To take a regular or 3D movie to 4D, the researchers used a freelance website to annotate the film’s effects for their 4D prediction model.
“For example, [in Lord of the Rings: The Fellowship of the Ring] Frodo pulls Sam out of the water, but there are several effects happening simultaneously,” says Zhou, who began working with Fidler during his third-year of undergraduate studies. “First, he pulls him – there's a physical interaction with the hand. When Sam goes back down into the water, he pulls Frodo, and the boat shakes.
“The camera is your input,” adds Tapaswi. “But in this case you want to experience not only what the camera sees, but also one of the characters – relive how the characters felt shaking and so on.”
While 4D technology is still out of the range of physical interactions – that is, a hand pulling – Tapaswi envisions pressure sensors to simulate touch as the technology advances. The model could prove useful in other areas such as virtual reality or augmented reality.
“We're collecting these types of annotations for future studies,” Zhou says.
For their dataset, they applied both effect classification and detection. For effect classification, Zhou says their neural network, a function of machine learning that allows deep analysis and learning of data, extracted features from a short clip, including movement and audio. For detection, he says, the neural net can predict what the effects are, and where they occur, in a long video clip.
“You don't only want to know what happens to a character in a particular shot.

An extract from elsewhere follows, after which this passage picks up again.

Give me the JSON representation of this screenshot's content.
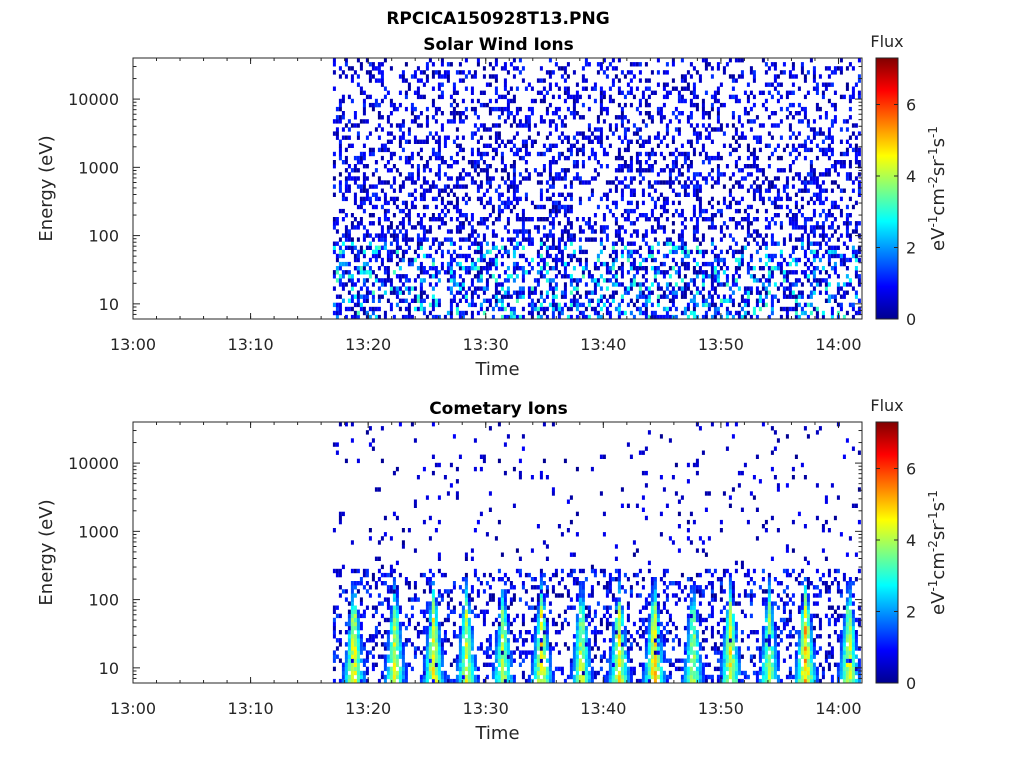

You want to be able to say, '[the effect] is wind now, not only because I see the wind right now, but [because] it was probably windy before,’” Tapaswi says.
The researchers found certain genres of movies tended to share similar effects – for example, movies set in space like Interstellar or Gravity. This can be seen as a novel way to cluster, says Tapaswi.
“Usually with 3D movies, film-goers wear glasses and sit in a chair,” says Zhou. “With automatic 4D cinema, the neural network would process 2D and 3D movie information, feed it into the chair, and simulate the effects.”